Wie der Entschädigungsantrag zu beurteilen wäre, wenn sich der Schwächeanfall nach dem ursprünglich angesetzten, aber noch vor dem tatsächlichen (verzögerten) Beginn der mündlichen Verhandlung ereignet hätte, kann vorliegend dahingestellt bleiben. Denn der Antragsteller hat selbst in seinem Antragsschreiben vom 11.11.2015 angegeben, dass er um 10.57 Uhr und damit nicht nur vor dem (verspäteten) Beginn der mündlichen Verhandlung um 11.20 Uhr, sondern auch vor dem auf 11.00 Uhr geladenen Gerichtstermin ohnmächtig geworden ist.

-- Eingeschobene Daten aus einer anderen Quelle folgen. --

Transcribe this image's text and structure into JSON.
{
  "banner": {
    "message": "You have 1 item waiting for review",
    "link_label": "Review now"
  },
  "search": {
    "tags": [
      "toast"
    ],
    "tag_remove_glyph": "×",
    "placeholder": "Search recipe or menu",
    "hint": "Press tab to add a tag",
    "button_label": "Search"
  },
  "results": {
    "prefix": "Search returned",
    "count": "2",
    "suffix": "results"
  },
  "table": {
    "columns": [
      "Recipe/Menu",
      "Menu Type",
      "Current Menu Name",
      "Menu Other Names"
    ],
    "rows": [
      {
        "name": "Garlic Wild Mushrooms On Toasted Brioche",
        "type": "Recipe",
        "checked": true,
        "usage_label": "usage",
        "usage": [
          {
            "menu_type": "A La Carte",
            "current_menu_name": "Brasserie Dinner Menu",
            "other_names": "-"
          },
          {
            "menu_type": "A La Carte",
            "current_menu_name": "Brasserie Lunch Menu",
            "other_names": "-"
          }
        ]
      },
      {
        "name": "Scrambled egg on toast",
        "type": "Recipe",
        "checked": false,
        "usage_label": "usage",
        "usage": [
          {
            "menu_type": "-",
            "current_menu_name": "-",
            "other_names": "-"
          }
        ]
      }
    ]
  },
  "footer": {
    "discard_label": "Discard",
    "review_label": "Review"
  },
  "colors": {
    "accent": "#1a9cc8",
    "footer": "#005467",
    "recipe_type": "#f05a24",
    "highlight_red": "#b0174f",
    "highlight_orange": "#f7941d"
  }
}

Dem Antragsteller steht daher eine Entschädigung wegen des Gerichtstermins am 10.11.2015 nicht zu.

Das Bayer. LSG hat über den Antrag auf gerichtliche Kostenfestsetzung gemäß § 4 Abs. 7 Satz 1 JVEG als Einzelrichter zu entscheiden gehabt.

Die Entscheidung ist unanfechtbar (§ 4 Abs. 4 Satz 3 JVEG). Sie ergeht kosten- und gebührenfrei (§ 4 Abs. 8 JVEG).